When an Italian man cooks for you, you watch like a hawk and take notes!!!
Thank you Andrea for introducing me to this earthy bowl of goodness I would have never expected to adore so much.

Ingredients
1 medium fresh beetroot
1 1/2 cups arborio rice
1 red onion, diced
1 glass red wine
1/2 cup mint, chopped
2-3 tablespoons salted butter
1 tablespoon olive oil
Parmesan cheese
Method
Place the beetroot into a pot, fill with water and simmer until the beetroot is soft. Check this by piercing with a knife like you would potatoes. Once cooked, remove the beetroot keeping the now red water it was cooked in as this is now the stock we will use for the risotto! Allow the beetroot to cool slightly, peel and dice.
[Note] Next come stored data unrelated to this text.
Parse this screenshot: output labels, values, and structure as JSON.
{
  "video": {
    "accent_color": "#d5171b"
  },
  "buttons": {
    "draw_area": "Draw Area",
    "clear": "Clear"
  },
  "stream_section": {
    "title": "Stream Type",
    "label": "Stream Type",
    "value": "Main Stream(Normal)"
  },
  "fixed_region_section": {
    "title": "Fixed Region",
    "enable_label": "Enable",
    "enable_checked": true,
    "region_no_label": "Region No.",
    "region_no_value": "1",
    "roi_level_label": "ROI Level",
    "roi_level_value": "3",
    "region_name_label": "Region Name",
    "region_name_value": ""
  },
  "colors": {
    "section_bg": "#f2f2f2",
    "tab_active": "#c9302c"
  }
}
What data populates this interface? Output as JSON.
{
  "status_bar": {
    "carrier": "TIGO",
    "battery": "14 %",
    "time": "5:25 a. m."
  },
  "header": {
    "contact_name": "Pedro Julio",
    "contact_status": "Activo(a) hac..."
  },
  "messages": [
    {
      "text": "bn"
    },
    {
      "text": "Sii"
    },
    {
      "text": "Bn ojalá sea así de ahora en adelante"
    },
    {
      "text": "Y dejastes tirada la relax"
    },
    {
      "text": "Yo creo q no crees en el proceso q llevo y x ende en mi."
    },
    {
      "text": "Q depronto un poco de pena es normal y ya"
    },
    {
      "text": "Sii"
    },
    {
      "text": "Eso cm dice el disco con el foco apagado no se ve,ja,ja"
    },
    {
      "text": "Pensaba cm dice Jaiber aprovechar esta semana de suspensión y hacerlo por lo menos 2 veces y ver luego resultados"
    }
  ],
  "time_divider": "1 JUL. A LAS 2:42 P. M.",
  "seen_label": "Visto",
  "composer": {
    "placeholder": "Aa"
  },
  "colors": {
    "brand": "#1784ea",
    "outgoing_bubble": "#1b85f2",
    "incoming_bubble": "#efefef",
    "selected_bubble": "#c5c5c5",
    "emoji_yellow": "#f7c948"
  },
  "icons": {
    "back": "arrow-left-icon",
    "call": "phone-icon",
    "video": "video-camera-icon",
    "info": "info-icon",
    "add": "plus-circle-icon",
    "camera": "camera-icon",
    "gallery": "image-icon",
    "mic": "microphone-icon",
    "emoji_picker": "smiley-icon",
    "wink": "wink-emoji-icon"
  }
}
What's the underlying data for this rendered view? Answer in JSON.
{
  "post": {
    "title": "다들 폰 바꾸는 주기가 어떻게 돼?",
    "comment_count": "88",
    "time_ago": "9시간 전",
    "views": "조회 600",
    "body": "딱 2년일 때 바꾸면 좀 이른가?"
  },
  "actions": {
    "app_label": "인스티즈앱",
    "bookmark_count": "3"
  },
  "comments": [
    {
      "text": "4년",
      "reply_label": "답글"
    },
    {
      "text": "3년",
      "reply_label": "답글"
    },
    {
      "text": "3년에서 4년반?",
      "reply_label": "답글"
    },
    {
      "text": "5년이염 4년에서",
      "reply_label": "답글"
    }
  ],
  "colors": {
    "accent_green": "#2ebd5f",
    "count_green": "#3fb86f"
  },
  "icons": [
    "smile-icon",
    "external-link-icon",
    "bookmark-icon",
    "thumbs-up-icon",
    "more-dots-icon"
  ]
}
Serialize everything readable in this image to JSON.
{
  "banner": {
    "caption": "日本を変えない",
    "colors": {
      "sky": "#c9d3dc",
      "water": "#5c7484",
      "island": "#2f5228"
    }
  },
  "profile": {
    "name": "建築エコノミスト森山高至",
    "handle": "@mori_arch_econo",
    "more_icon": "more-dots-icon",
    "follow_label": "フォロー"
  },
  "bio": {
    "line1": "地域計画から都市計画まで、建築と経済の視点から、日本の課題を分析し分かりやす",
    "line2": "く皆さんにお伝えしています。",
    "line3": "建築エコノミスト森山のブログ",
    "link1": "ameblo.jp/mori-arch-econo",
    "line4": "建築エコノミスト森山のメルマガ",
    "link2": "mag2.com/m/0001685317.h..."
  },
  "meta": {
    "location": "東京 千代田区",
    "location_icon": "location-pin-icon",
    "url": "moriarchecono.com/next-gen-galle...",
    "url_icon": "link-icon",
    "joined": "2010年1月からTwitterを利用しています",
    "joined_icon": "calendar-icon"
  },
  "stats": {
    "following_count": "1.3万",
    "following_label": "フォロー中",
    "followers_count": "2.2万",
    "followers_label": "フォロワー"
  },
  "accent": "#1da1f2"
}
In a large pan, add the oil and onions. Cook until soft
Add the rice to the pan and fry until it becomes almost transparent.
Place the cubes of beetroot into the pan along with the glass of red wine and cook until the rice has absorbed almost all of the liquid.
Ladle in a scoop of the beetroot stock, give the rice a quick stir and leave to cook down. Repeat this until the rice is cooked.
If you use all of the stock before the rice is cooked use boiling water from the kettle to finish cooking.
Turn off the heat, add the butter and 2/3 of the mint and mix until butter has all melted and it becomes glossy [give it a taste, if it needs salt you can either add more butter or salt to taste]
Add cheese to taste and top with extra mint to serve.